AMAZON has become the latest company to start investing in game-streaming technology that could render games consoles obsolete.

According to a report in The Information that has been confirmed by Deadline, the web giant is working on its own service that would let gamers play the latest games on much cheaper and smaller devices.

An Xbox One game running on a tablet computer, with touch screen controls

Amazon is reportedly already in negotiations with publishers in an effort to establish a decent library of titles for the service.

Despite that, the service won’t launch until 2020 at the earliest.

Microsoft has already revealed its streaming service, Project xCloud that could allow gamers to play top-tier games on almost any device with a screen capable of displaying them.

The Xbox-maker started testing on the service using internet connections from 10Mbps and upwards — that’s roughly 40 per cent slower than the average UK broadband speed, suggesting that these services should work widely across the UK when they do arrive.

Amazon’s Fire TV sticks already support some games — but they’re a long way from top-tier console titles
Amazon UK

That service, which is being designed to run over 4G and 5G mobile networks as well as wired broadband, could form part of a new streaming Xbox One or a streaming-only version of the Xbox Two.

Google has also dipped its toes into game streaming with what was dubbed Project Yeti, which was tested last year using Assassin’s Creed Odyssey.

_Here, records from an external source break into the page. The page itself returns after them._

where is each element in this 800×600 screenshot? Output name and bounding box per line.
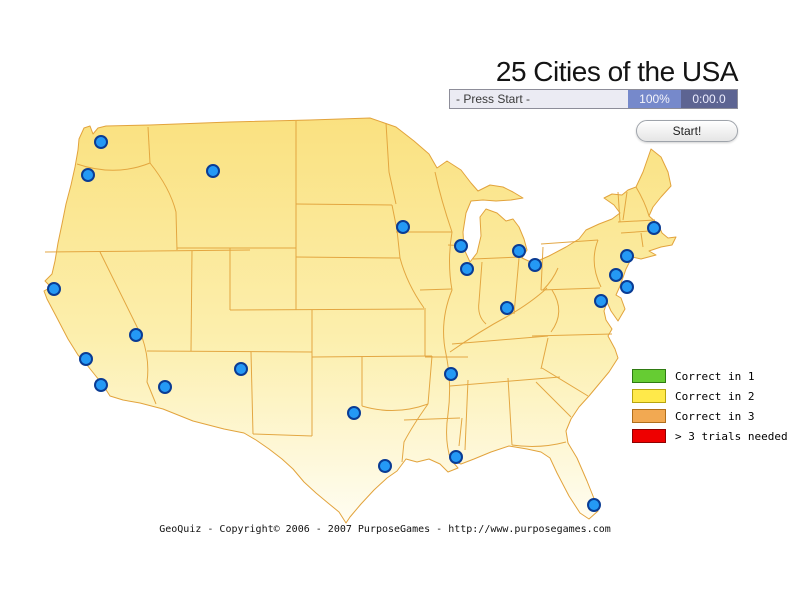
city-marker[interactable] [79,352,93,366]
city-marker[interactable] [587,498,601,512]
legend: Correct in 1 Correct in 2 Correct in 3 >… [632,369,788,449]
timer: 0:00.0 [681,90,737,108]
city-marker[interactable] [206,164,220,178]
city-marker[interactable] [454,239,468,253]
legend-swatch-correct-3 [632,409,666,423]
status-label: - Press Start - [450,90,628,108]
page-title: 25 Cities of the USA [495,56,739,87]
city-marker[interactable] [378,459,392,473]
city-marker[interactable] [512,244,526,258]
status-bar: - Press Start - 100% 0:00.0 [449,89,738,109]
city-marker[interactable] [94,378,108,392]
legend-item: > 3 trials needed [632,429,788,443]
legend-label: > 3 trials needed [675,429,788,443]
legend-label: Correct in 3 [675,409,755,423]
city-marker[interactable] [620,280,634,294]
legend-label: Correct in 2 [675,389,755,403]
city-marker[interactable] [449,450,463,464]
city-marker[interactable] [528,258,542,272]
city-marker[interactable] [460,262,474,276]
city-marker[interactable] [81,168,95,182]
city-marker[interactable] [594,294,608,308]
city-marker[interactable] [500,301,514,315]
city-marker[interactable] [444,367,458,381]
city-marker[interactable] [396,220,410,234]
city-marker[interactable] [609,268,623,282]
legend-swatch-correct-2 [632,389,666,403]
legend-item: Correct in 1 [632,369,788,383]
legend-swatch-correct-1 [632,369,666,383]
legend-label: Correct in 1 [675,369,755,383]
city-marker[interactable] [347,406,361,420]
footer-credit: GeoQuiz - Copyright© 2006 - 2007 Purpose… [159,524,611,535]
legend-item: Correct in 3 [632,409,788,423]
city-marker[interactable] [158,380,172,394]
city-marker[interactable] [620,249,634,263]
city-marker[interactable] [47,282,61,296]
usa-outline [43,117,677,524]
state-borders [44,121,656,463]
city-marker[interactable] [94,135,108,149]
legend-item: Correct in 2 [632,389,788,403]
legend-swatch-more-than-3 [632,429,666,443]
city-marker[interactable] [129,328,143,342]
city-marker[interactable] [234,362,248,376]
city-marker[interactable] [647,221,661,235]
progress-percent: 100% [628,90,681,108]
start-button[interactable]: Start! [636,120,738,142]
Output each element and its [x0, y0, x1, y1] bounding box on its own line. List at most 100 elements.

Game streaming has been touted for years, but there has always been a gulf between expectation and reality.

Unlike with video, game streaming services need to react in milliseconds to inputs from users.

Even with the fastest of internet connections this can be tricky given the amount of time it takes for a signal to be transmitted from a controller to a remote server and back again — so even if you can deliver the video data instantaneously there is still that lag to contend with.

Advances in both AI technology–effectively anticipating your next move so it can get a head start–as well as streaming itself mean this is now much closer to reality.